Um dos principais problemas que os países enfrentam ao lidar com a criminalidade organizada é superar os muitos obstáculos que existem ao lidar com diferentes sistemas jurídicos e jurisdições. O escopo principal da Convenção é, portanto, prever um conjunto de disposições e infraestrutura que ajudariam os países a cooperar de forma mais eficaz e eficiente entre si, a fim de "prevenir, investigar e processar" as várias formas de criminalidade organizada, incluindo os crimes previstos no Protocolo de Armas de Fogo. 

A Série de Módulos Universitários E4J sobre Criminalidade Organizada aborda as questões relacionadas à aplicação geral da UNTOC com maior profundidade. Este Módulo refere-se apenas às disposições específicas da Convenção que são relevantes para a questão das armas de fogo ilícitas e abordará sua aplicação no contexto específico da criminalidade relacionada com armas de fogo. 

Conforme elaborado no Módulo 5 sobre Estruturas Legais Internacionais sobre Armas de Fogo, o Protocolo de Armas de Fogo complementa a UNTOC e deve ser lido em conjunto com sua Convenção original. Isso significa, em termos concretos, que as disposições da Convenção devem ser aplicadas, mutatis mutandis, também ao Protocolo e suas infrações (Protocolo, Artigo 1, parágrafos 2 e 3), e que as infrações estabelecidas em conformidade com o Protocolo devem ser consideradas infrações estabelecidas pela Convenção. Isso significa que os Estados também devem criminalizar os delitos da Convenção e aplicá-los aos delitos relacionados com armas de fogo.

 

Infrações Nacionais

A transposição nacional de obrigações internacionais para a legislação interna melhora e fortalece a resposta da justiça penal às armas de fogo ilícitas. O estabelecimento de infrações específicas relacionadas com armas de fogo e a determinação das penas a elas associadas é prerrogativa de cada país.

No entanto, as infrações estabelecidas no Protocolo e na Convenção original não são exclusivas nem exaustivas em relação às potenciais infrações com armas de fogo.
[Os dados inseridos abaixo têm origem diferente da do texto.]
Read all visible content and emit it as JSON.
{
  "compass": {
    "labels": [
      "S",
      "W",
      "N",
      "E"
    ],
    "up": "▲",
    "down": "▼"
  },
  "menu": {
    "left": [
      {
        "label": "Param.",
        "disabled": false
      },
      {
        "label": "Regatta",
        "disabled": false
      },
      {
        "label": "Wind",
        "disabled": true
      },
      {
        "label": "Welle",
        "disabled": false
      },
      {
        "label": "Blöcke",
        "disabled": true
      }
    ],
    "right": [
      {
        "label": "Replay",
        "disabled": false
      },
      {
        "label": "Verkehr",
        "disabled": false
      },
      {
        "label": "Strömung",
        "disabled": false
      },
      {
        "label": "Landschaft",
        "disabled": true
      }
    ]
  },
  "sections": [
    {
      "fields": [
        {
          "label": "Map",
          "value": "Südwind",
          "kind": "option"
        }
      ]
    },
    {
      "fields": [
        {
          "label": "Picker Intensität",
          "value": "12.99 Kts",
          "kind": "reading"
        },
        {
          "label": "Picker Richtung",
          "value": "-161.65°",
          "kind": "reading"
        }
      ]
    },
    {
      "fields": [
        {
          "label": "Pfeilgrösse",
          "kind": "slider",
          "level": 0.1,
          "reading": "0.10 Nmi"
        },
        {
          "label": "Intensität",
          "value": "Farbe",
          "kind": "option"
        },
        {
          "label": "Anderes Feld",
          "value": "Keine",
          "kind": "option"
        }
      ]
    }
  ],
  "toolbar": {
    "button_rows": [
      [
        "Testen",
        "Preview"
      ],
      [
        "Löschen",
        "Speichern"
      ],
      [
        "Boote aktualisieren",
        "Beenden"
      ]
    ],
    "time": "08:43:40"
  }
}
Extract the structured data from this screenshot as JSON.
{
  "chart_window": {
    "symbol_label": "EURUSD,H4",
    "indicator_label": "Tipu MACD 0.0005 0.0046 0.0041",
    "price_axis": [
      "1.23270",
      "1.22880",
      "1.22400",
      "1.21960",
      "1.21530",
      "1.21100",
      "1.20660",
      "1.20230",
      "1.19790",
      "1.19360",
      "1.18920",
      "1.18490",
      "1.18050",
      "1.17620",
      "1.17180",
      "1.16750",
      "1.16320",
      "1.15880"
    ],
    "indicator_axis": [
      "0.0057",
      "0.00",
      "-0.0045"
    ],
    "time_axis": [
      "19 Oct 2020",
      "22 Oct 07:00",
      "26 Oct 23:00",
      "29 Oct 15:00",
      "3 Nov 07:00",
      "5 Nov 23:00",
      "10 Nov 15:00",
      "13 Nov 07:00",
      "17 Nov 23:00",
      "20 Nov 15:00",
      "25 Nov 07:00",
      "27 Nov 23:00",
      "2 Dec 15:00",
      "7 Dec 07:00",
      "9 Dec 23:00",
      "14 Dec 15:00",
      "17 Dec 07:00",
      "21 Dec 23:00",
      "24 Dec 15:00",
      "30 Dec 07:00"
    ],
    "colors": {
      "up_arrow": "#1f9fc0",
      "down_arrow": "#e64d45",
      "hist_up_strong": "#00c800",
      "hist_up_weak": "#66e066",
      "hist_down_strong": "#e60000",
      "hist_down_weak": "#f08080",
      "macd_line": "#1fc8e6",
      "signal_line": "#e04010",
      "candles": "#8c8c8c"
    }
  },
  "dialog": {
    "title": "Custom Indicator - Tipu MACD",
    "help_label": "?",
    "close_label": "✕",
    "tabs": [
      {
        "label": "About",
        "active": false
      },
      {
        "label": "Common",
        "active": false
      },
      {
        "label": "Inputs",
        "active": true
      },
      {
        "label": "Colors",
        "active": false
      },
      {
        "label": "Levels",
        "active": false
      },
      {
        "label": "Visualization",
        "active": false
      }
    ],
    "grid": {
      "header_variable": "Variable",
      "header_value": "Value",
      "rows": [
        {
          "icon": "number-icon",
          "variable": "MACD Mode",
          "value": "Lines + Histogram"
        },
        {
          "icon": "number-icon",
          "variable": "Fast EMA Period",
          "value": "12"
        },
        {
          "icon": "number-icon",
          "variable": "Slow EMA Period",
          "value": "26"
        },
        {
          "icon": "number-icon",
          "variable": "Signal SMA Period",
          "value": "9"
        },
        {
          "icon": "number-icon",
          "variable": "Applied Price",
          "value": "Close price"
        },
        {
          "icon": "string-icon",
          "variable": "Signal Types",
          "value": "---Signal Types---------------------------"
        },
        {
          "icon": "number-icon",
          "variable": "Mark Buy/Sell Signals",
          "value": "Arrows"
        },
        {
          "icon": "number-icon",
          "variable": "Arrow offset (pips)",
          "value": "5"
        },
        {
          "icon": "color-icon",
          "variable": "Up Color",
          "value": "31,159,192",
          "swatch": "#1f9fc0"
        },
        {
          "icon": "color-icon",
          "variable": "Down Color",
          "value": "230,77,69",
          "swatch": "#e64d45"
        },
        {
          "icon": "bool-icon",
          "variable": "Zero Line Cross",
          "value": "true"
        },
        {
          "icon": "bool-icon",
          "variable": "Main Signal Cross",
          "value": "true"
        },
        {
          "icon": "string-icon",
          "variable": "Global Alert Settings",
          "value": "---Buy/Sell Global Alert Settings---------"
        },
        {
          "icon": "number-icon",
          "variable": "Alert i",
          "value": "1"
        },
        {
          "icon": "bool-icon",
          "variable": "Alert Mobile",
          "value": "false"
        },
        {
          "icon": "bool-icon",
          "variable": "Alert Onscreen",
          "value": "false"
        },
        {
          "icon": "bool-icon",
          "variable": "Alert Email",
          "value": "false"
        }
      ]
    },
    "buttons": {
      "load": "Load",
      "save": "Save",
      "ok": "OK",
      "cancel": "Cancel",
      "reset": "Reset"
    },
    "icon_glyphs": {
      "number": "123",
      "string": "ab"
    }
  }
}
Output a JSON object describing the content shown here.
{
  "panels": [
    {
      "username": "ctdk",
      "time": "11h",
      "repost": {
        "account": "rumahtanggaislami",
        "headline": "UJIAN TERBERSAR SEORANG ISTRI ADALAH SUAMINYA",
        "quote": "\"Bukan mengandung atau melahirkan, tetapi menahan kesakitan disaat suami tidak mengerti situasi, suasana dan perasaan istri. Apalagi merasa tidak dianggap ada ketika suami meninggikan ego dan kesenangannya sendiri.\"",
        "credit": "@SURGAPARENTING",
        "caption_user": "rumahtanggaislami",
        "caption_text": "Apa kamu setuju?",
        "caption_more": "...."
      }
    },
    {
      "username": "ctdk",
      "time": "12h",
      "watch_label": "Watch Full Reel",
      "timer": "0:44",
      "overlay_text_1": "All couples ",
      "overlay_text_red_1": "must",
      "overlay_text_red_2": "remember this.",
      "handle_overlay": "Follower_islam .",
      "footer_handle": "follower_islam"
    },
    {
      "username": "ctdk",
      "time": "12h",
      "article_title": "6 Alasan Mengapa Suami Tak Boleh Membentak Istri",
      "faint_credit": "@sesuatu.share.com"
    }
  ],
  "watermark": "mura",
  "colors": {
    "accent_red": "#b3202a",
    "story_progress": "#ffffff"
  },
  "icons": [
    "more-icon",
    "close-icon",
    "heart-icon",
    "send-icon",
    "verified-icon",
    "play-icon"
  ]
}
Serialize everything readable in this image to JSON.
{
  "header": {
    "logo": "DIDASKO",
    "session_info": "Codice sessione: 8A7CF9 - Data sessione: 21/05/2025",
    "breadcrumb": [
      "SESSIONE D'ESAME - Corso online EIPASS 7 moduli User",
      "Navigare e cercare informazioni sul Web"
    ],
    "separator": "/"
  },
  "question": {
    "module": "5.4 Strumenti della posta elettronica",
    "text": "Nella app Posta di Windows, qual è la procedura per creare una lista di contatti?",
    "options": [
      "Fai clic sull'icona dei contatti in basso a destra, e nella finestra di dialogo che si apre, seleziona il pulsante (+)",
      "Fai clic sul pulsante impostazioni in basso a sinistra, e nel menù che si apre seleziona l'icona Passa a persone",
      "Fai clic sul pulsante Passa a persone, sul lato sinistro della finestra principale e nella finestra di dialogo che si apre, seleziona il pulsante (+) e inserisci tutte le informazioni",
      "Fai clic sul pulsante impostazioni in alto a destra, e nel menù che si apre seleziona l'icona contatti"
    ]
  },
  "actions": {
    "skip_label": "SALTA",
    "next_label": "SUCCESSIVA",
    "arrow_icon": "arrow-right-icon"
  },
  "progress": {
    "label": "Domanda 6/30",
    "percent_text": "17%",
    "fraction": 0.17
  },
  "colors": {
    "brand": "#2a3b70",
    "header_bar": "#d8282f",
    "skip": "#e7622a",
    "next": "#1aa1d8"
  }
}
Na prática, muitas jurisdições nacionais incluem um espectro muito mais amplo de crimes sob os quatro grupos de crimes de armas de fogo examinados acima, como mostra a tabela não exaustiva abaixo: 

Tabela 8.9 Exemplos de crimes com armas de fogo (UNODC, 2019)

Os Estados podem optar por legislar com respeito a uma gama mais ampla de armas, ou adotar medidas adicionais e mais rigorosas do que as previstas na Convenção e no Protocolo para prevenir e combater a fabricação e o tráfico ilícitos de armas de fogo, suas peças e componentes e munições, e a criminalidade organizada transnacional relacionada. É importante ter em mente que qualquer investigação, ação penal ou outros procedimentos fora do âmbito da Convenção ou Protocolo não estariam abrangidos pelos diversos requisitos de prestação de cooperação internacional (UNODC, 2011).